関係

「子供は欲しいか?」
 メアは思わず飲んでいた紅茶を吹き出した。そして気の狂ったミホークを見た。何言ってるんだ?そもそも付き合ってもないが?
「いらない、絶対に」
「何故だ」
 何故って、子供ができたらこの関係も変わってしまう。せっかく居心地の良い場所を手に入れたのだ。手放したくない。
「変化は嫌い」
「そうか」
 それからミホークは口を開かなかった。本当になんだったんだ。
 しばらくしてミホークは口を開いた。
「俺は平穏を望む。その為なら変化は厭わない」
「何が言いたいの?」
「少し離れないか?お互い」
 は?
 離れる?どういうこと?
 ミホークは立ち上がってでんでん虫の受話器を握る。メアは冷や汗が止まらない。
 なに?捨てられるの?ミホーク様の平穏の為に?あんなに離さないって言ったのに?
「待って!どういうこと?離れるってどういう意味?」
 ミホークは電話ごしに何か話していた。メアは動かない足を動かそうとした。
「離さないっていってたよね?嘘だったわけ?邪魔になったわけ?」
 メアは声を荒げる。
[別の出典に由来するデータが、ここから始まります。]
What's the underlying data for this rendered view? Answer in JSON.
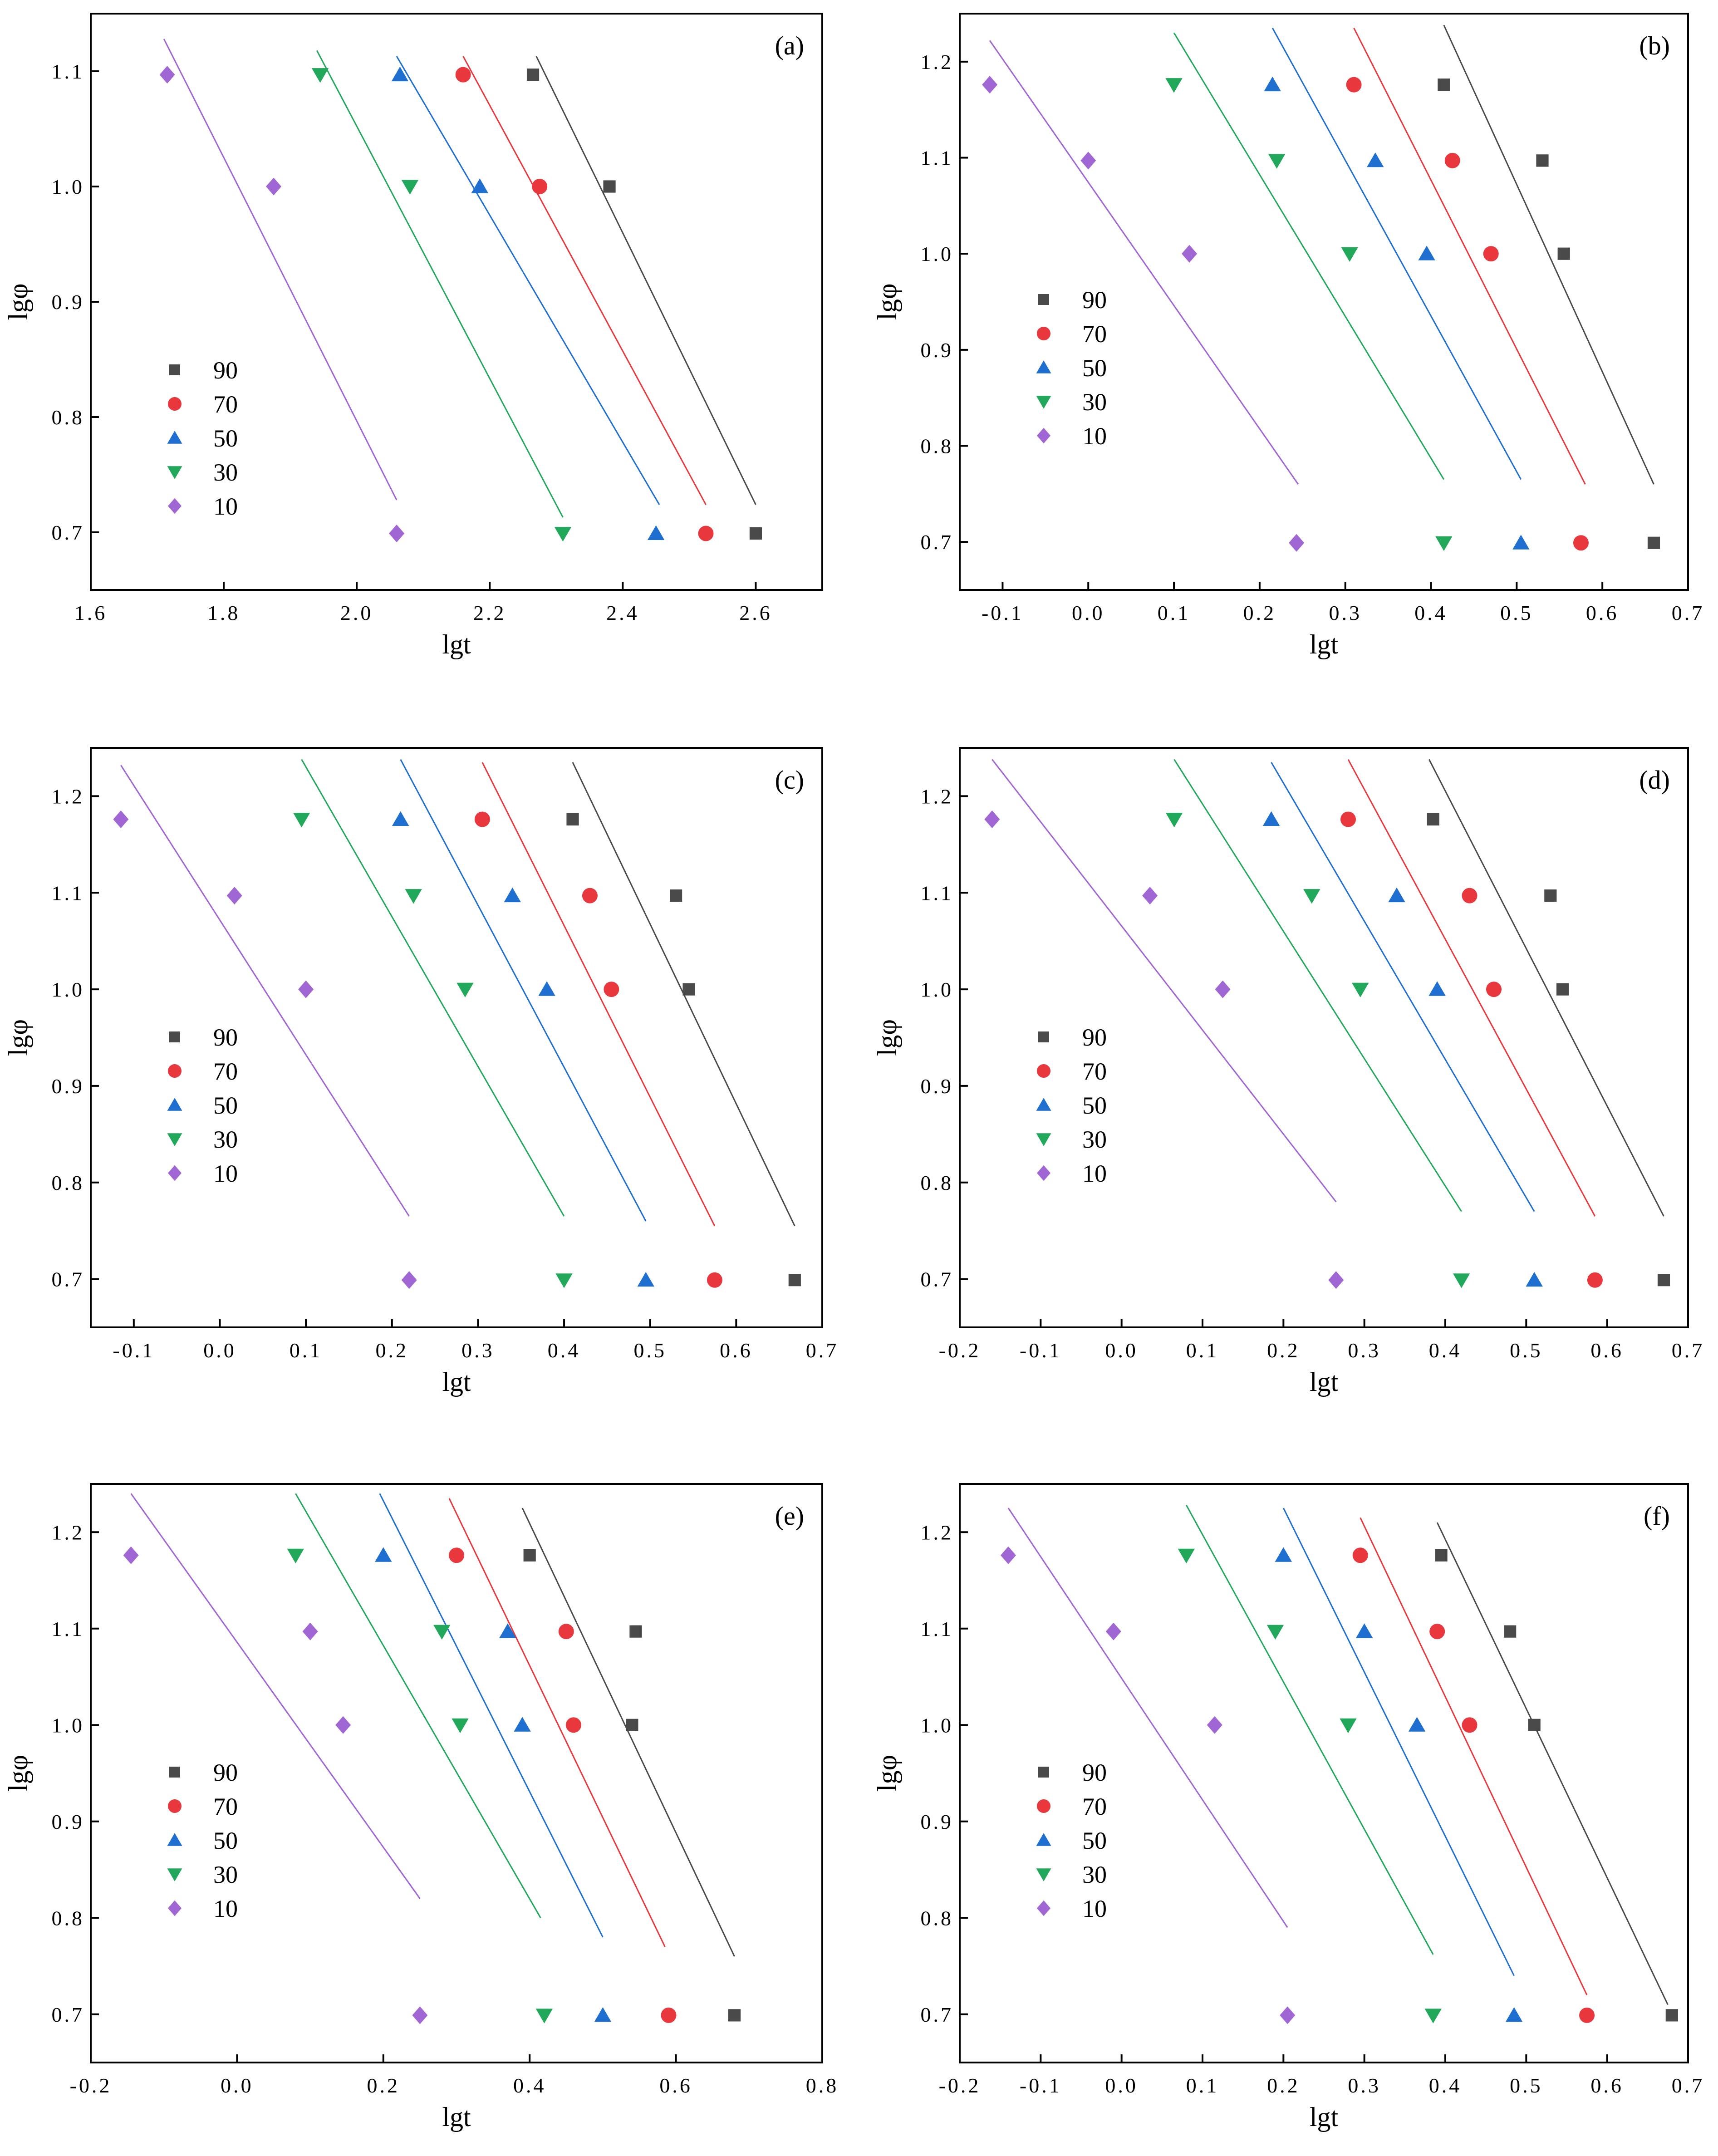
{
  "chart_data": [
    {
      "type": "scatter",
      "panel_label": "(a)",
      "xlabel": "lgt",
      "ylabel": "lgφ",
      "xlim": [
        1.6,
        2.7
      ],
      "ylim": [
        0.65,
        1.15
      ],
      "xticks": [
        "1.6",
        "1.8",
        "2.0",
        "2.2",
        "2.4",
        "2.6"
      ],
      "yticks": [
        "0.7",
        "0.8",
        "0.9",
        "1.0",
        "1.1"
      ],
      "legend_position": "middle-left",
      "series": [
        {
          "name": "90",
          "color": "#4a4a4a",
          "marker": "square",
          "x": [
            2.265,
            2.38,
            2.6
          ],
          "y": [
            1.097,
            1.0,
            0.699
          ],
          "fit": [
            [
              2.27,
              1.113
            ],
            [
              2.6,
              0.724
            ]
          ]
        },
        {
          "name": "70",
          "color": "#e8383d",
          "marker": "circle",
          "x": [
            2.16,
            2.275,
            2.525
          ],
          "y": [
            1.097,
            1.0,
            0.699
          ],
          "fit": [
            [
              2.16,
              1.113
            ],
            [
              2.525,
              0.724
            ]
          ]
        },
        {
          "name": "50",
          "color": "#1f6fd0",
          "marker": "triangle-up",
          "x": [
            2.065,
            2.185,
            2.45
          ],
          "y": [
            1.097,
            1.0,
            0.699
          ],
          "fit": [
            [
              2.06,
              1.113
            ],
            [
              2.455,
              0.724
            ]
          ]
        },
        {
          "name": "30",
          "color": "#22a85a",
          "marker": "triangle-down",
          "x": [
            1.945,
            2.08,
            2.31
          ],
          "y": [
            1.097,
            1.0,
            0.699
          ],
          "fit": [
            [
              1.94,
              1.118
            ],
            [
              2.31,
              0.713
            ]
          ]
        },
        {
          "name": "10",
          "color": "#a066d3",
          "marker": "diamond",
          "x": [
            1.715,
            1.875,
            2.06
          ],
          "y": [
            1.097,
            1.0,
            0.699
          ],
          "fit": [
            [
              1.71,
              1.128
            ],
            [
              2.06,
              0.728
            ]
          ]
        }
      ]
    },
    {
      "type": "scatter",
      "panel_label": "(b)",
      "xlabel": "lgt",
      "ylabel": "lgφ",
      "xlim": [
        -0.15,
        0.7
      ],
      "ylim": [
        0.65,
        1.25
      ],
      "xticks": [
        "-0.1",
        "0.0",
        "0.1",
        "0.2",
        "0.3",
        "0.4",
        "0.5",
        "0.6",
        "0.7"
      ],
      "yticks": [
        "0.7",
        "0.8",
        "0.9",
        "1.0",
        "1.1",
        "1.2"
      ],
      "legend_position": "lower-left",
      "series": [
        {
          "name": "90",
          "color": "#4a4a4a",
          "marker": "square",
          "x": [
            0.415,
            0.53,
            0.555,
            0.66
          ],
          "y": [
            1.176,
            1.097,
            1.0,
            0.699
          ],
          "fit": [
            [
              0.415,
              1.238
            ],
            [
              0.66,
              0.76
            ]
          ]
        },
        {
          "name": "70",
          "color": "#e8383d",
          "marker": "circle",
          "x": [
            0.31,
            0.425,
            0.47,
            0.575
          ],
          "y": [
            1.176,
            1.097,
            1.0,
            0.699
          ],
          "fit": [
            [
              0.31,
              1.235
            ],
            [
              0.58,
              0.76
            ]
          ]
        },
        {
          "name": "50",
          "color": "#1f6fd0",
          "marker": "triangle-up",
          "x": [
            0.215,
            0.335,
            0.395,
            0.505
          ],
          "y": [
            1.176,
            1.097,
            1.0,
            0.699
          ],
          "fit": [
            [
              0.215,
              1.235
            ],
            [
              0.505,
              0.765
            ]
          ]
        },
        {
          "name": "30",
          "color": "#22a85a",
          "marker": "triangle-down",
          "x": [
            0.1,
            0.22,
            0.305,
            0.415
          ],
          "y": [
            1.176,
            1.097,
            1.0,
            0.699
          ],
          "fit": [
            [
              0.1,
              1.23
            ],
            [
              0.415,
              0.765
            ]
          ]
        },
        {
          "name": "10",
          "color": "#a066d3",
          "marker": "diamond",
          "x": [
            -0.115,
            0.0,
            0.118,
            0.243
          ],
          "y": [
            1.176,
            1.097,
            1.0,
            0.699
          ],
          "fit": [
            [
              -0.115,
              1.222
            ],
            [
              0.245,
              0.76
            ]
          ]
        }
      ]
    },
    {
      "type": "scatter",
      "panel_label": "(c)",
      "xlabel": "lgt",
      "ylabel": "lgφ",
      "xlim": [
        -0.15,
        0.7
      ],
      "ylim": [
        0.65,
        1.25
      ],
      "xticks": [
        "-0.1",
        "0.0",
        "0.1",
        "0.2",
        "0.3",
        "0.4",
        "0.5",
        "0.6",
        "0.7"
      ],
      "yticks": [
        "0.7",
        "0.8",
        "0.9",
        "1.0",
        "1.1",
        "1.2"
      ],
      "legend_position": "lower-left",
      "series": [
        {
          "name": "90",
          "color": "#4a4a4a",
          "marker": "square",
          "x": [
            0.41,
            0.53,
            0.545,
            0.668
          ],
          "y": [
            1.176,
            1.097,
            1.0,
            0.699
          ],
          "fit": [
            [
              0.41,
              1.235
            ],
            [
              0.668,
              0.755
            ]
          ]
        },
        {
          "name": "70",
          "color": "#e8383d",
          "marker": "circle",
          "x": [
            0.305,
            0.43,
            0.455,
            0.575
          ],
          "y": [
            1.176,
            1.097,
            1.0,
            0.699
          ],
          "fit": [
            [
              0.305,
              1.235
            ],
            [
              0.575,
              0.755
            ]
          ]
        },
        {
          "name": "50",
          "color": "#1f6fd0",
          "marker": "triangle-up",
          "x": [
            0.21,
            0.34,
            0.38,
            0.495
          ],
          "y": [
            1.176,
            1.097,
            1.0,
            0.699
          ],
          "fit": [
            [
              0.21,
              1.238
            ],
            [
              0.495,
              0.76
            ]
          ]
        },
        {
          "name": "30",
          "color": "#22a85a",
          "marker": "triangle-down",
          "x": [
            0.095,
            0.225,
            0.285,
            0.4
          ],
          "y": [
            1.176,
            1.097,
            1.0,
            0.699
          ],
          "fit": [
            [
              0.095,
              1.238
            ],
            [
              0.4,
              0.765
            ]
          ]
        },
        {
          "name": "10",
          "color": "#a066d3",
          "marker": "diamond",
          "x": [
            -0.115,
            0.017,
            0.1,
            0.22
          ],
          "y": [
            1.176,
            1.097,
            1.0,
            0.699
          ],
          "fit": [
            [
              -0.115,
              1.232
            ],
            [
              0.22,
              0.765
            ]
          ]
        }
      ]
    },
    {
      "type": "scatter",
      "panel_label": "(d)",
      "xlabel": "lgt",
      "ylabel": "lgφ",
      "xlim": [
        -0.2,
        0.7
      ],
      "ylim": [
        0.65,
        1.25
      ],
      "xticks": [
        "-0.2",
        "-0.1",
        "0.0",
        "0.1",
        "0.2",
        "0.3",
        "0.4",
        "0.5",
        "0.6",
        "0.7"
      ],
      "yticks": [
        "0.7",
        "0.8",
        "0.9",
        "1.0",
        "1.1",
        "1.2"
      ],
      "legend_position": "lower-left",
      "series": [
        {
          "name": "90",
          "color": "#4a4a4a",
          "marker": "square",
          "x": [
            0.385,
            0.53,
            0.545,
            0.67
          ],
          "y": [
            1.176,
            1.097,
            1.0,
            0.699
          ],
          "fit": [
            [
              0.38,
              1.238
            ],
            [
              0.67,
              0.765
            ]
          ]
        },
        {
          "name": "70",
          "color": "#e8383d",
          "marker": "circle",
          "x": [
            0.28,
            0.43,
            0.46,
            0.585
          ],
          "y": [
            1.176,
            1.097,
            1.0,
            0.699
          ],
          "fit": [
            [
              0.28,
              1.238
            ],
            [
              0.585,
              0.765
            ]
          ]
        },
        {
          "name": "50",
          "color": "#1f6fd0",
          "marker": "triangle-up",
          "x": [
            0.185,
            0.34,
            0.39,
            0.51
          ],
          "y": [
            1.176,
            1.097,
            1.0,
            0.699
          ],
          "fit": [
            [
              0.185,
              1.235
            ],
            [
              0.51,
              0.77
            ]
          ]
        },
        {
          "name": "30",
          "color": "#22a85a",
          "marker": "triangle-down",
          "x": [
            0.065,
            0.235,
            0.295,
            0.42
          ],
          "y": [
            1.176,
            1.097,
            1.0,
            0.699
          ],
          "fit": [
            [
              0.065,
              1.238
            ],
            [
              0.42,
              0.77
            ]
          ]
        },
        {
          "name": "10",
          "color": "#a066d3",
          "marker": "diamond",
          "x": [
            -0.16,
            0.035,
            0.125,
            0.265
          ],
          "y": [
            1.176,
            1.097,
            1.0,
            0.699
          ],
          "fit": [
            [
              -0.16,
              1.238
            ],
            [
              0.265,
              0.78
            ]
          ]
        }
      ]
    },
    {
      "type": "scatter",
      "panel_label": "(e)",
      "xlabel": "lgt",
      "ylabel": "lgφ",
      "xlim": [
        -0.2,
        0.8
      ],
      "ylim": [
        0.65,
        1.25
      ],
      "xticks": [
        "-0.2",
        "0.0",
        "0.2",
        "0.4",
        "0.6",
        "0.8"
      ],
      "yticks": [
        "0.7",
        "0.8",
        "0.9",
        "1.0",
        "1.1",
        "1.2"
      ],
      "legend_position": "lower-left",
      "series": [
        {
          "name": "90",
          "color": "#4a4a4a",
          "marker": "square",
          "x": [
            0.4,
            0.545,
            0.54,
            0.68
          ],
          "y": [
            1.176,
            1.097,
            1.0,
            0.699
          ],
          "fit": [
            [
              0.39,
              1.225
            ],
            [
              0.68,
              0.76
            ]
          ]
        },
        {
          "name": "70",
          "color": "#e8383d",
          "marker": "circle",
          "x": [
            0.3,
            0.45,
            0.46,
            0.59
          ],
          "y": [
            1.176,
            1.097,
            1.0,
            0.699
          ],
          "fit": [
            [
              0.29,
              1.235
            ],
            [
              0.585,
              0.77
            ]
          ]
        },
        {
          "name": "50",
          "color": "#1f6fd0",
          "marker": "triangle-up",
          "x": [
            0.2,
            0.37,
            0.39,
            0.5
          ],
          "y": [
            1.176,
            1.097,
            1.0,
            0.699
          ],
          "fit": [
            [
              0.195,
              1.24
            ],
            [
              0.5,
              0.78
            ]
          ]
        },
        {
          "name": "30",
          "color": "#22a85a",
          "marker": "triangle-down",
          "x": [
            0.08,
            0.28,
            0.305,
            0.42
          ],
          "y": [
            1.176,
            1.097,
            1.0,
            0.699
          ],
          "fit": [
            [
              0.08,
              1.24
            ],
            [
              0.415,
              0.8
            ]
          ]
        },
        {
          "name": "10",
          "color": "#a066d3",
          "marker": "diamond",
          "x": [
            -0.145,
            0.1,
            0.145,
            0.25
          ],
          "y": [
            1.176,
            1.097,
            1.0,
            0.699
          ],
          "fit": [
            [
              -0.145,
              1.24
            ],
            [
              0.25,
              0.82
            ]
          ]
        }
      ]
    },
    {
      "type": "scatter",
      "panel_label": "(f)",
      "xlabel": "lgt",
      "ylabel": "lgφ",
      "xlim": [
        -0.2,
        0.7
      ],
      "ylim": [
        0.65,
        1.25
      ],
      "xticks": [
        "-0.2",
        "-0.1",
        "0.0",
        "0.1",
        "0.2",
        "0.3",
        "0.4",
        "0.5",
        "0.6",
        "0.7"
      ],
      "yticks": [
        "0.7",
        "0.8",
        "0.9",
        "1.0",
        "1.1",
        "1.2"
      ],
      "legend_position": "lower-left",
      "series": [
        {
          "name": "90",
          "color": "#4a4a4a",
          "marker": "square",
          "x": [
            0.395,
            0.48,
            0.51,
            0.68
          ],
          "y": [
            1.176,
            1.097,
            1.0,
            0.699
          ],
          "fit": [
            [
              0.39,
              1.21
            ],
            [
              0.675,
              0.71
            ]
          ]
        },
        {
          "name": "70",
          "color": "#e8383d",
          "marker": "circle",
          "x": [
            0.295,
            0.39,
            0.43,
            0.575
          ],
          "y": [
            1.176,
            1.097,
            1.0,
            0.699
          ],
          "fit": [
            [
              0.295,
              1.215
            ],
            [
              0.575,
              0.72
            ]
          ]
        },
        {
          "name": "50",
          "color": "#1f6fd0",
          "marker": "triangle-up",
          "x": [
            0.2,
            0.3,
            0.365,
            0.485
          ],
          "y": [
            1.176,
            1.097,
            1.0,
            0.699
          ],
          "fit": [
            [
              0.2,
              1.225
            ],
            [
              0.485,
              0.74
            ]
          ]
        },
        {
          "name": "30",
          "color": "#22a85a",
          "marker": "triangle-down",
          "x": [
            0.08,
            0.19,
            0.28,
            0.385
          ],
          "y": [
            1.176,
            1.097,
            1.0,
            0.699
          ],
          "fit": [
            [
              0.08,
              1.228
            ],
            [
              0.385,
              0.762
            ]
          ]
        },
        {
          "name": "10",
          "color": "#a066d3",
          "marker": "diamond",
          "x": [
            -0.14,
            -0.01,
            0.115,
            0.205
          ],
          "y": [
            1.176,
            1.097,
            1.0,
            0.699
          ],
          "fit": [
            [
              -0.14,
              1.225
            ],
            [
              0.205,
              0.79
            ]
          ]
        }
      ]
    }
  ]
}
ようやく動いた足でミホークに駆け寄る。その時には電話を終えていて、ミホークはメアを見下ろした。メアは焦った顔でミホークを見ていた。
「お前を手放さないようにだ」
「意味わからない!勝手に決めないで!」
「お前に相談しても無駄だろう」
 なにそれ。なにそれなにそれ。メアはうっすら目に涙を溜める。ミホークは見ないようにメアから目をそらした。
「私が変化は嫌いって言ったから?」
「少し黙っていろ」
 メアは言葉にならなかった。この怒りが、呆れが、絶望が。
 メアが黙って、力を失ったのを見るとミホークは帽子を被った。
「ついてこい」
 メアはミホークを見上げた。今だけ、その猛禽類の瞳に映らないのが悔しかった。